Nor do I have Claudius killing his brother because he wants to be king. He presumes Hamlet will take the throne, and only discovers that he won't as his brother is dying and reveals a secret codicil to his will declaring Hamlet a bastard. That is, in this prequel, Claudius is Hamlet's actual father and old Hamlet knows it. No, Claudius kills his brother because his brother had sent an assassin to murder Gertrude. Claudius knows fratricide is wrong, and regicide even more wrong, but to his mind saving Gertrude is worth the price, even if he can never reveal what he's done or why he's done it.
And would that I could sleep as peacefully,
Knowing what is right, and knowing, too,
That what is right to do is quite as wrong,
As any wrong the other would have done.
My course is clear, for I would have her live,
Yet clear 'tis not in any way at all;
If I would have her live, then he must die,
And doubly damn'd am I to take him off,
For he is both my brother and my king,
And both I should protect e'en with my life;
Nor dare I say to her, this hath he tried:
She knoweth not, nor will he tell her so,
For what he's done proclaims it secret strict.
He wishes she were dead, and will, I think,
Continue on until he reach that goal;
Therefore must I act to save her life,
Though hope of heaven yield to fire eterne.
Note that this doesn't change anything in Shakespeare's play. Claudius can never say what actually happened. He's managed to keep the codicil a secret, and his marriage to Gertrude has legitimized Hamlet, so if he can't follow old Hamlet to the throne he will certainly follow Claudius. A fact Claudius himself emphasizes in scene 2 of Hamlet. "You are the most immediate to our throne..." If Hamlet is 30, or close to it, then Gertrude is most likely somewhere around 50, so there's little chance of any more children.
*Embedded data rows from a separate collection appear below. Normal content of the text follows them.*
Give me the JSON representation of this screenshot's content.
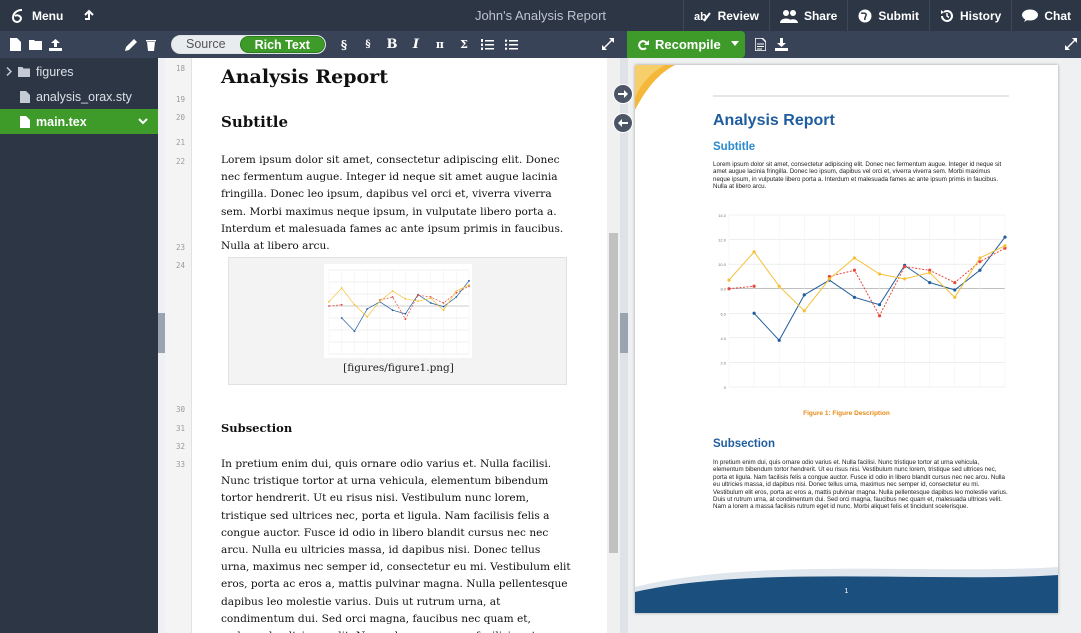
{
  "topbar": {
    "menu_label": "Menu",
    "title": "John's Analysis Report",
    "review_label": "Review",
    "share_label": "Share",
    "submit_label": "Submit",
    "history_label": "History",
    "chat_label": "Chat"
  },
  "toolbar": {
    "mode_source": "Source",
    "mode_rich": "Rich Text",
    "recompile_label": "Recompile"
  },
  "files": [
    {
      "name": "figures",
      "type": "folder"
    },
    {
      "name": "analysis_orax.sty",
      "type": "file"
    },
    {
      "name": "main.tex",
      "type": "file",
      "selected": true
    }
  ],
  "editor": {
    "line_numbers": {
      "title": "18",
      "blank_a": "19",
      "subtitle": "20",
      "blank_b": "21",
      "para1": "22",
      "blank_c": "23",
      "figure": "24",
      "blank_d": "30",
      "subsection": "31",
      "blank_e": "32",
      "para2": "33"
    },
    "title": "Analysis Report",
    "subtitle": "Subtitle",
    "para1": "Lorem ipsum dolor sit amet, consectetur adipiscing elit. Donec nec fermentum augue. Integer id neque sit amet augue lacinia fringilla. Donec leo ipsum, dapibus vel orci et, viverra viverra sem. Morbi maximus neque ipsum, in vulputate libero porta a. Interdum et malesuada fames ac ante ipsum primis in faucibus. Nulla at libero arcu.",
    "figure_path": "[figures/figure1.png]",
    "subsection": "Subsection",
    "para2": "In pretium enim dui, quis ornare odio varius et. Nulla facilisi. Nunc tristique tortor at urna vehicula, elementum bibendum tortor hendrerit. Ut eu risus nisi. Vestibulum nunc lorem, tristique sed ultrices nec, porta et ligula. Nam facilisis felis a congue auctor. Fusce id odio in libero blandit cursus nec nec arcu. Nulla eu ultricies massa, id dapibus nisi. Donec tellus urna, maximus nec semper id, consectetur eu mi. Vestibulum elit eros, porta ac eros a, mattis pulvinar magna. Nulla pellentesque dapibus leo molestie varius. Duis ut rutrum urna, at condimentum dui. Sed orci magna, faucibus nec quam et, malesuada ultrices velit. Nam a lorem a massa facilisis rutrum eget id nunc. Morbi"
  },
  "preview": {
    "title": "Analysis Report",
    "subtitle": "Subtitle",
    "para1": "Lorem ipsum dolor sit amet, consectetur adipiscing elit. Donec nec fermentum augue. Integer id neque sit amet augue lacinia fringilla. Donec leo ipsum, dapibus vel orci et, viverra viverra sem. Morbi maximus neque ipsum, in vulputate libero porta a. Interdum et malesuada fames ac ante ipsum primis in faucibus. Nulla at libero arcu.",
    "figure_caption": "Figure 1: Figure Description",
    "subsection": "Subsection",
    "para2": "In pretium enim dui, quis ornare odio varius et. Nulla facilisi. Nunc tristique tortor at urna vehicula, elementum bibendum tortor hendrerit. Ut eu risus nisi. Vestibulum nunc lorem, tristique sed ultrices nec, porta et ligula. Nam facilisis felis a congue auctor. Fusce id odio in libero blandit cursus nec nec arcu. Nulla eu ultricies massa, id dapibus nisi. Donec tellus urna, maximus nec semper id, consectetur eu mi. Vestibulum elit eros, porta ac eros a, mattis pulvinar magna. Nulla pellentesque dapibus leo molestie varius. Duis ut rutrum urna, at condimentum dui. Sed orci magna, faucibus nec quam et, malesuada ultrices velit. Nam a lorem a massa facilisis rutrum eget id nunc. Morbi aliquet felis et tincidunt scelerisque.",
    "page_number": "1"
  },
  "colors": {
    "accent_green": "#3e9b2a",
    "dark_bar": "#2c3645",
    "pdf_blue": "#1f5d9e",
    "pdf_orange": "#e58b16"
  },
  "chart_data": {
    "type": "line",
    "x": [
      1,
      2,
      3,
      4,
      5,
      6,
      7,
      8,
      9,
      10,
      11
    ],
    "ylim": [
      0,
      14
    ],
    "y_ticks": [
      "0",
      "2.0",
      "4.0",
      "6.0",
      "8.0",
      "10.0",
      "12.0",
      "14.0"
    ],
    "series": [
      {
        "color": "#1f5d9e",
        "values": [
          null,
          6.0,
          3.8,
          7.5,
          8.7,
          7.3,
          6.7,
          9.9,
          8.5,
          7.9,
          9.5,
          12.2
        ]
      },
      {
        "color": "#e8483c",
        "values": [
          8.0,
          8.2,
          null,
          null,
          9.0,
          9.5,
          5.8,
          9.8,
          9.5,
          8.5,
          10.2,
          11.3
        ]
      },
      {
        "color": "#f5c037",
        "values": [
          8.7,
          11.0,
          8.2,
          6.2,
          8.8,
          10.5,
          9.2,
          8.8,
          9.3,
          7.3,
          10.5,
          11.5
        ]
      }
    ]
  }
}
At the end of Hamlet, one reason Fortinbras can simply take the throne is that the Danish royal line is all scattered about the room dead, and Fortinbras, who is presumably closely related, can put forward that he's a legitimate successor, in much the same way Scotland's King James VI would become James I of England after the death of his cousin, Elizabeth I, not too long after Hamlet was first produced.
One obvious thing To Kill a King does change about Hamlet is the character of the Ghost. While Shakespeare has Hamlet doubting the Ghost's character and motivations, he also suggests that he's telling the truth. In light of the prequel, however, the Ghost is lying. He wants his brother dead for killing him. He wants Gertrude to live, perhaps, not because he ever cared about her, but because he's always hated her and knows that she'll suffer far more if the man she's always truly loved is killed by the son she's never dared admit was really his.
From a standpoint of acting Hamlet, the prequel affects only Claudius' performance, because he is the only character who knows the truth, and he can't say anything. And I don't think it affects it that much. I think it's the rare Claudius who hasn't at least speculated on Hamlet's parentage. Or on the length of Claudius and Gertrude's relationship. My version suggests they've been in love for years, but only did anything about it on a single drunken evening, 30 years ago. Claudius loves Gertrude, and loves her deeply. He's one of the rare Shakespearean husbands who really does seem to love his wife, and if he doesn't fight his ultimate fate that much once she's died, perhaps it's because he believes his life is over even if he lives.